The Hong Kong Initial Public Offering (IPO) market has failed to get lifted from its dampened sentiment after the listing of Chinese liquor company ZJLD Group failed relatively. As reported by CNBC, the shares of ZJLD Group tumbled as hard as 18% on its first day of trading back on April 27, showcasing how much lack of confidence exists in the industry.
Last year was a very turbulent year for the global financial ecosystem as skyrocketing inflation rocked almost every economy. With fiat currencies losing their intrinsic value, many investors went on the sidelines, pursuing safe assets that can at least help preserve capital. While most stock markets saw a battery over the past year, Hong Kong’s was particularly of interest.
Known as a major financial hub in the Asia-Pacific region, the slow growth of the stock market shows the economy is far from rebounding to normal levels.
“The sentiment in the IPO markets has not built up yet,” Ringo Choi, Asia-Pacific IPO leader at EY said in a statement, adding that “a lot of industries are suffering at the moment.”
Choi noted that the tech firms in Hong Kong are experiencing major pressure from the US-China economic and trade tensions. Additionally, he believes the poor outlook also stems from the falling prices for electric vehicles in the region.
Since the pandemic, the valuations of companies have been dwindling and the current economic climate is making it impossible to revisit these impressive levels anytime soon.
“Valuations at this moment have not picked up as compared to two to three years ago. We still need some time,” said Robert Lui, Hong Kong offering leader of Deloitte China’s Capital Market Services Group.

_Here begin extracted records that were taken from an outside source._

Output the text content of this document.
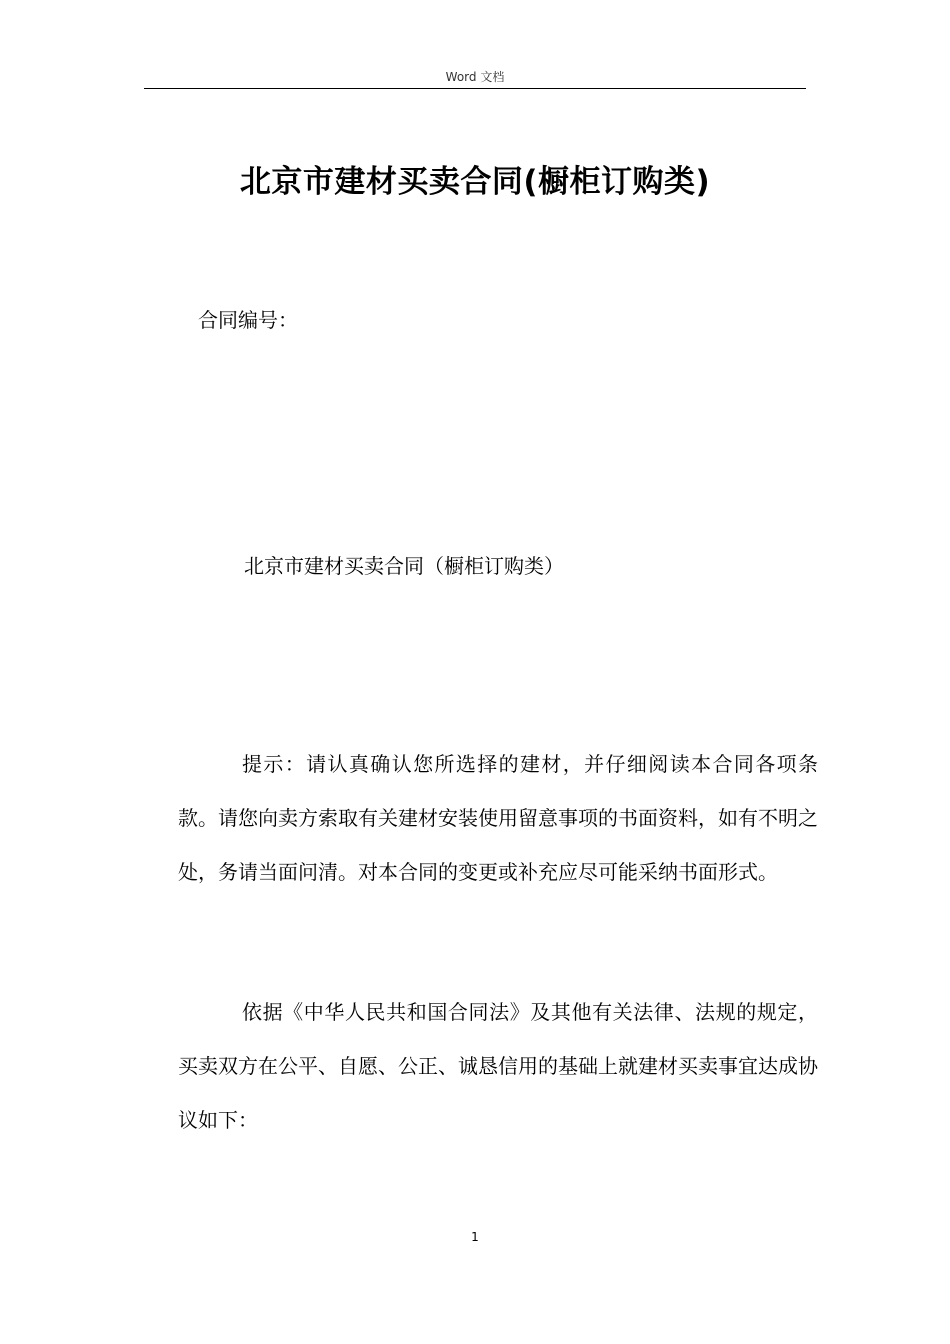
Word 文档
北京市建材买卖合同(橱柜订购类)
合同编号：
北京市建材买卖合同（橱柜订购类）

提示：请认真确认您所选择的建材，并仔细阅读本合同各项条款。请您向卖方索取有关建材安装使用留意事项的书面资料，如有不明之处，务请当面问清。对本合同的变更或补充应尽可能采纳书面形式。

依据《中华人民共和国合同法》及其他有关法律、法规的规定，买卖双方在公平、自愿、公正、诚恳信用的基础上就建材买卖事宜达成协议如下：

1
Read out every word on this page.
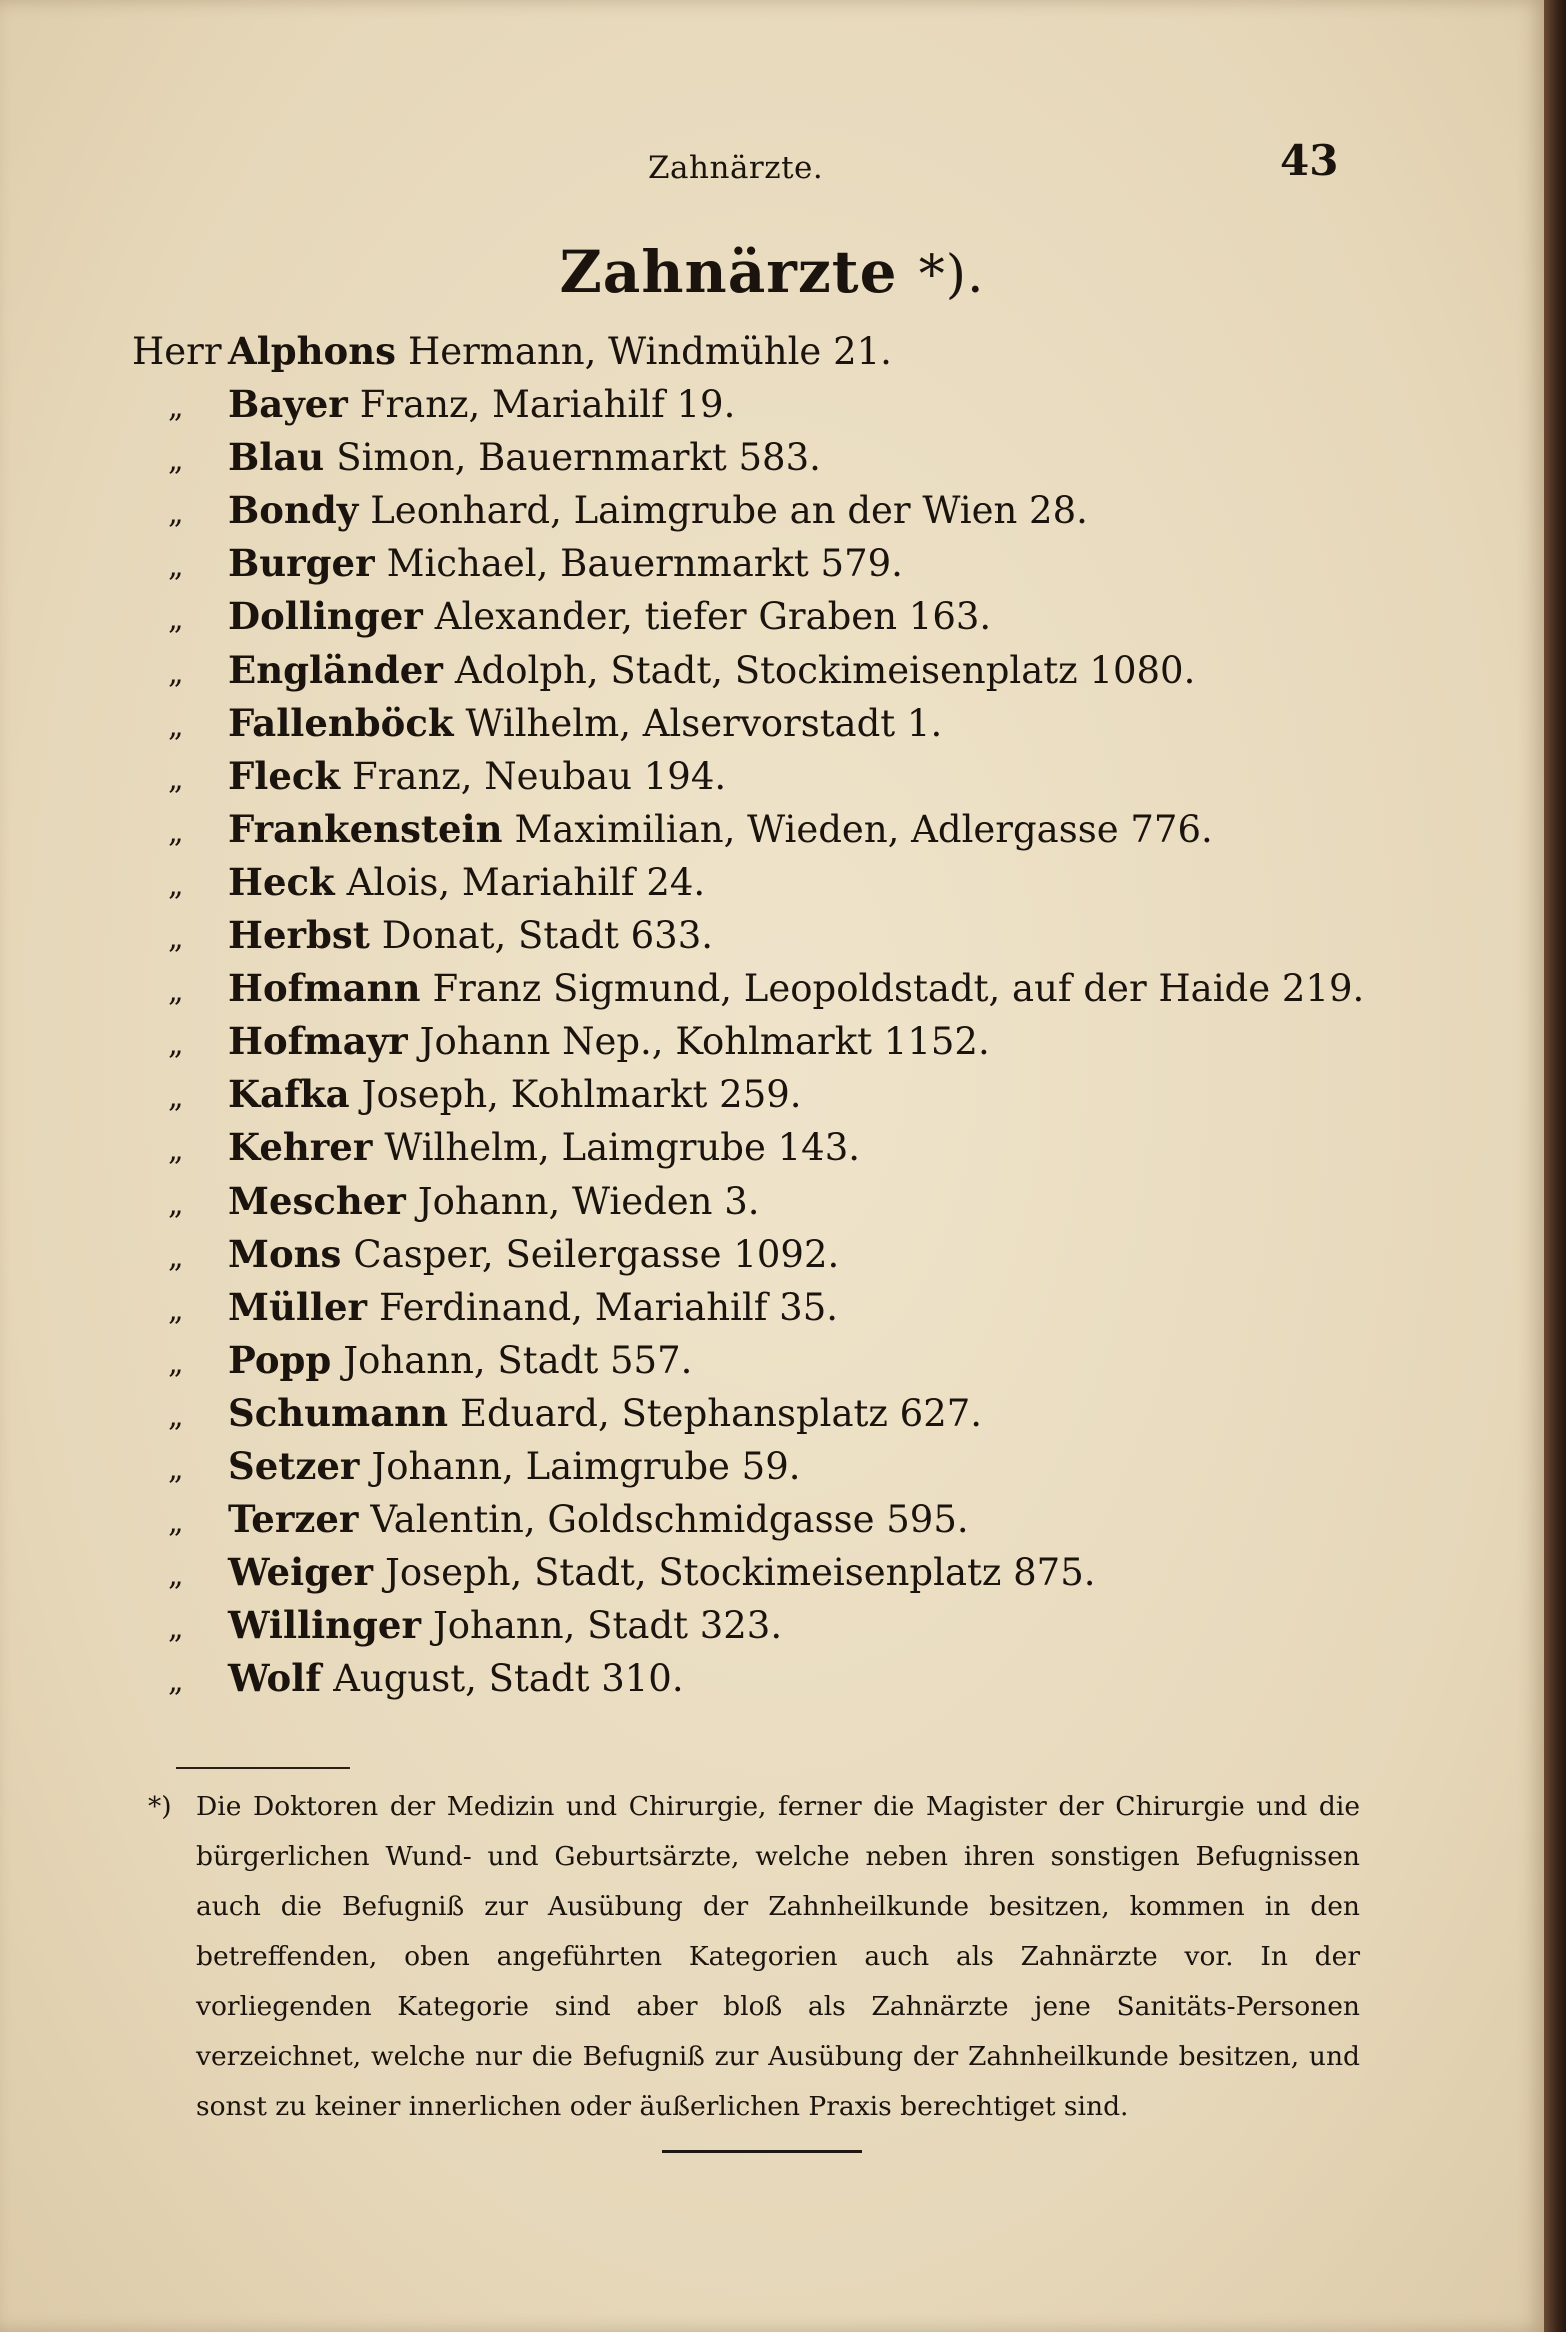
Zahnärzte.	43
Zahnärzte *).
Herr Alphons Hermann, Windmühle 21.
„	Bayer Franz, Mariahilf 19.
„	Blau Simon, Bauernmarkt 583.
„	Bondy Leonhard, Laimgrube an der Wien 28.
„	Burger Michael, Bauernmarkt 579.
„	Dollinger Alexander, tiefer Graben 163.
„	Engländer Adolph, Stadt, Stockimeisenplatz 1080.
„	Fallenböck Wilhelm, Alservorstadt 1.
„	Fleck Franz, Neubau 194.
„	Frankenstein Maximilian, Wieden, Adlergasse 776.
„	Heck Alois, Mariahilf 24.
„	Herbst Donat, Stadt 633.
„	Hofmann Franz Sigmund, Leopoldstadt, auf der Haide 219.
„	Hofmayr Johann Nep., Kohlmarkt 1152.
„	Kafka Joseph, Kohlmarkt 259.
„	Kehrer Wilhelm, Laimgrube 143.
„	Mescher Johann, Wieden 3.
„	Mons Casper, Seilergasse 1092.
„	Müller Ferdinand, Mariahilf 35.
„	Popp Johann, Stadt 557.
„	Schumann Eduard, Stephansplatz 627.
„	Setzer Johann, Laimgrube 59.
„	Terzer Valentin, Goldschmidgasse 595.
„	Weiger Joseph, Stadt, Stockimeisenplatz 875.
„	Willinger Johann, Stadt 323.
„	Wolf August, Stadt 310.
*) Die Doktoren der Medizin und Chirurgie, ferner die Magister der Chirurgie und die bürgerlichen Wund- und Geburtsärzte, welche neben ihren sonstigen Befugnissen auch die Befugniß zur Ausübung der Zahnheilkunde besitzen, kommen in den betreffenden, oben angeführten Kategorien auch als Zahnärzte vor. In der vorliegenden Kategorie sind aber bloß als Zahnärzte jene Sanitäts-Personen verzeichnet, welche nur die Befugniß zur Ausübung der Zahnheilkunde besitzen, und sonst zu keiner innerlichen oder äußerlichen Praxis berechtiget sind.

Impact of Interest Rate Hikes on the Hong Kong IPO Market
Despite the raging impact of inflation in different economies, monetary authorities have not been sitting on their oars, rather, they have been fighting the surge through consistent interest rate hikes. With the Hong Kong stock and IPO market, in general, down by 15% in 2022, it was considered one of the worst performers for the year.
One of the key factors that experts have highlighted is the impact of China’s zero-Covid policy as well as the uncertainty that comes with interest rate hikes.
“The concern is still about the high-interest rate environment and a lot of the attention in the Greater China region is about the recovery of the economy,” said Irene Chu, Partner at KPMG China.
Despite this gloomy outlook, experts are bullish that the year 2023 will mark a major turnaround for the Hong Kong stock market. This bullish sentiment is notably shared by the trio of Deloitte China, EY, and KPMG. This assurance stems from the fact that the Chinese and Hong Kong borders are now reopening for business with more relaxed rules that can generally bolster growth in the short to mid-term.